Open Science Workflows, Data Curation & Repositories

Establishing a robust data management plan dmp for Computer Science & AI requires outlining rigorous data collection methods alongside established data curation standards from day one. PIs can leverage structured dmptool workflows to coordinate these data frameworks for review by Deutsche Forschungsgemeinschaft (German Research Foundation). Adhering to DFG requirements means detailing how raw files undergo data cleaning, how researchers verify ongoing data integrity, and which tools handle automated data wrangling. Additionally, a standardized data dictionary must be compiled to guarantee metadata clarity. For active storage, the proposal compares a relational data warehouse schema against an unstructured data lake model, reviewing the functional benefits of a data lake vs data warehouse environment for general data analysis and initial exploratory data analysis of study outputs. To ensure permanent access, datasets will be deposited in the dryad data repository, hosted as figshare datasets, or archived via a secure zenodo data upload, enabling inclusion in the data citation index and fulfilling standard nsf data management plan and local DFG requirements. To support replication, we will establish strict data versioning protocols on the open science framework osf to guide reproducible data sharing that follows fair data principles examples. When working with sensitive community records, the project will strictly observe the care data principles and indigenous data sovereignty care guidelines to guarantee ethical data stewardship in accordance with DFG rules. This explicit lifecycle structure meets the standard pre-requisites issued under DFG project management guidelines.

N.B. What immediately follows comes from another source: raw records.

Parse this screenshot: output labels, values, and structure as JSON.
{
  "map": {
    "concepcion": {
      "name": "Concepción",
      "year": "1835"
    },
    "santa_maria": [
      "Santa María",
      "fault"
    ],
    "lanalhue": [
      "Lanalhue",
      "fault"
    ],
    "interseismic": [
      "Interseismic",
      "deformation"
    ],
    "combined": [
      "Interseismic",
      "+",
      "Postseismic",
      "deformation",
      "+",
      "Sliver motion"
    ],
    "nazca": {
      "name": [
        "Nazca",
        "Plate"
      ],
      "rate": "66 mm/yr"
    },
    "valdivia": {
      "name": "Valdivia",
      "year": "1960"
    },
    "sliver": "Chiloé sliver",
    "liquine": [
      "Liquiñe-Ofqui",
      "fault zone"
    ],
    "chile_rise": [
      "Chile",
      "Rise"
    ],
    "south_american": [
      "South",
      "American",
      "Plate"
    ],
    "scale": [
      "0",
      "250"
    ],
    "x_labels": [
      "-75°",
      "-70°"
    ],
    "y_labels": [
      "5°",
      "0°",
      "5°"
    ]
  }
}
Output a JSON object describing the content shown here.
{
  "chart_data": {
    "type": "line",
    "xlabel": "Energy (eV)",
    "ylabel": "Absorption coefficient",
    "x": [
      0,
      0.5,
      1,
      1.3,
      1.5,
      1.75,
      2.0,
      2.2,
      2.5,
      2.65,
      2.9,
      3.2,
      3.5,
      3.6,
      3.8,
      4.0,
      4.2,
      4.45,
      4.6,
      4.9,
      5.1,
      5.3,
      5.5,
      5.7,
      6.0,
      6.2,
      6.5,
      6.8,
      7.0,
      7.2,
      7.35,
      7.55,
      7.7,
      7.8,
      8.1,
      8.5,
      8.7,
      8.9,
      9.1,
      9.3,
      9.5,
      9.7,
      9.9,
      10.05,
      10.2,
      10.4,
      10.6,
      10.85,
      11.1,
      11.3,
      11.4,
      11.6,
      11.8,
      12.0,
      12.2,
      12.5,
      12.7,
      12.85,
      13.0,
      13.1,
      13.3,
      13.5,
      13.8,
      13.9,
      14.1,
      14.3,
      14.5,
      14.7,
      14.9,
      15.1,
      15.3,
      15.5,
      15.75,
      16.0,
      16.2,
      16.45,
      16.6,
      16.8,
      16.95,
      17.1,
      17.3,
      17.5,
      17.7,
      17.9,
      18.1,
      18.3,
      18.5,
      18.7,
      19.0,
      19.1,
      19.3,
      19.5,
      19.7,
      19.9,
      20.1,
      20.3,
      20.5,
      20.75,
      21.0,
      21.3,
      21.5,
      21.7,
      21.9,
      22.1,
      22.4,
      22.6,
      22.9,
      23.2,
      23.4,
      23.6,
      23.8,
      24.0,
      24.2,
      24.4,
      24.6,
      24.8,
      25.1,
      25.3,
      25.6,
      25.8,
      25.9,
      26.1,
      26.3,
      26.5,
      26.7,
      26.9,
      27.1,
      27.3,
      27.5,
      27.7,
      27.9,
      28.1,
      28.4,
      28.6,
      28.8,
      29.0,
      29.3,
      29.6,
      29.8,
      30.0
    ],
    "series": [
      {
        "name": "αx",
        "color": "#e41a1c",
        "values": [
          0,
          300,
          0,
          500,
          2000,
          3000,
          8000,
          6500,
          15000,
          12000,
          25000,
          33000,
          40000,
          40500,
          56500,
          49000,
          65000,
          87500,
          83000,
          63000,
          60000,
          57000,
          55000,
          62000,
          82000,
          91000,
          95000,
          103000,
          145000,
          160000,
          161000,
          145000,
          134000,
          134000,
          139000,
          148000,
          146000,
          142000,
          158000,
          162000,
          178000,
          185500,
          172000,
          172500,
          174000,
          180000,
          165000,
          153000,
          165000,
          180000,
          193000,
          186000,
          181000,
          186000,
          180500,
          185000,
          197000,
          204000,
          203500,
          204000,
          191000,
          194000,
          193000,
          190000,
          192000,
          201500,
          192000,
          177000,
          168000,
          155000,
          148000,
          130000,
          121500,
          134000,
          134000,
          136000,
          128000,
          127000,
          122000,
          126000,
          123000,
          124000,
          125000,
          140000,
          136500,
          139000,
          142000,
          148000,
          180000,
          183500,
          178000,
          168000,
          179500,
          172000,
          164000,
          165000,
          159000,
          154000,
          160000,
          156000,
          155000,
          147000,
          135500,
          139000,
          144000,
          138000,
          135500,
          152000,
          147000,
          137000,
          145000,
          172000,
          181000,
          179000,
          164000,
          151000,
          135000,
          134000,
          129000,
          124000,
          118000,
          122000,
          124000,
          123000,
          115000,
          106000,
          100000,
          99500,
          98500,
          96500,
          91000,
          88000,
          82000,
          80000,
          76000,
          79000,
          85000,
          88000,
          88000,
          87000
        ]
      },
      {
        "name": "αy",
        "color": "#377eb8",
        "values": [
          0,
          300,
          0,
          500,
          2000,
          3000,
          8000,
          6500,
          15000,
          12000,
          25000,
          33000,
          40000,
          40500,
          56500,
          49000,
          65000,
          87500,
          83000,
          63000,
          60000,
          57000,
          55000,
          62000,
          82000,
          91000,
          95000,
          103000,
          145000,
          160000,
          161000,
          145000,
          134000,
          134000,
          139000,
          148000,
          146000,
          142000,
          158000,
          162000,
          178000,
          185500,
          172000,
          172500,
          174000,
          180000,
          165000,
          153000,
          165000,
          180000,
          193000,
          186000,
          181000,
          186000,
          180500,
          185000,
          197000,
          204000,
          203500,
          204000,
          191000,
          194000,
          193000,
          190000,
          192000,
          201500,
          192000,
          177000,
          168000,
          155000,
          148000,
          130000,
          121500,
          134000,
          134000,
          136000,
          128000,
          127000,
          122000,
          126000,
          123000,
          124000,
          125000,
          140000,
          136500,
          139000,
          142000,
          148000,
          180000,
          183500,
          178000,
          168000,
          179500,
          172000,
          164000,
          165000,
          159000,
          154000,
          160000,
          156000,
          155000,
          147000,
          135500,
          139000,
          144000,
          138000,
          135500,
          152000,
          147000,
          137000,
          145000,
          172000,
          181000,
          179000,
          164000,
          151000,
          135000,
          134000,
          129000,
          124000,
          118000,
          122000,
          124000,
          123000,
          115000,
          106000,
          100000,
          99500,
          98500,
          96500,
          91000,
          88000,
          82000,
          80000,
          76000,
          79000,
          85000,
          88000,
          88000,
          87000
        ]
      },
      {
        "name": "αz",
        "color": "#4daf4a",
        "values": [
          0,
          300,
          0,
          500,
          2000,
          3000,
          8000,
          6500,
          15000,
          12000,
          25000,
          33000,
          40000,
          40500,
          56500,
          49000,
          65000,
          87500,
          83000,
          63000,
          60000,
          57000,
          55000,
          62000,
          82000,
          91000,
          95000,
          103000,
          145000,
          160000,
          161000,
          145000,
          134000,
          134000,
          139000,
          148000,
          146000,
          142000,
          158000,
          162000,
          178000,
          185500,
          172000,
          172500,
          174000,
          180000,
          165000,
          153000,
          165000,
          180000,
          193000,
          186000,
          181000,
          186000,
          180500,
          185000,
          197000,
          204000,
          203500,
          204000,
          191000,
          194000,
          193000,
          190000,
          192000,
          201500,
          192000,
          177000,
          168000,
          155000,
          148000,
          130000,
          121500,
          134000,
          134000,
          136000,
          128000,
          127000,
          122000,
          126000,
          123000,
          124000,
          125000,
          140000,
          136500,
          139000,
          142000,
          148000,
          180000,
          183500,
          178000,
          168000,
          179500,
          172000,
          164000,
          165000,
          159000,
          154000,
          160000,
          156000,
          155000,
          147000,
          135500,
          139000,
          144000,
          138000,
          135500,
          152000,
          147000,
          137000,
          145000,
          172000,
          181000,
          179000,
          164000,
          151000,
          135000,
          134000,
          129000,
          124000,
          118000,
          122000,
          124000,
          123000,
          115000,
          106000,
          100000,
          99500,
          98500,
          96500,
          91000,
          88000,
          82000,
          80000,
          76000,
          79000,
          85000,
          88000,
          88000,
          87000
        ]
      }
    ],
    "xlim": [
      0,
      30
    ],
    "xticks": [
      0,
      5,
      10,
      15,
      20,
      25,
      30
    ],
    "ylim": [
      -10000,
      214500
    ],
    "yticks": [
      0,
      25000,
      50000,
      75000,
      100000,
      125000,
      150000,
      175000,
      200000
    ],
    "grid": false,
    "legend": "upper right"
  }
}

4. Frequently Asked Questions

Are we required to share all raw data from our research?

No, DFG policies generally recognise that some data cannot be shared publicly due to privacy, security, intellectual property, or commercialisation constraints. In such cases, your DMP must justify why certain datasets are restricted and describe how metadata will still be made discoverable.

Who owns the research data generated under this grant?

Data ownership is typically held by the host institution, subject to co-ownership clauses in collaborative projects. However, DFG guidelines require that data be made as openly available as possible under open licensing, such as Creative Commons or Open Data Commons.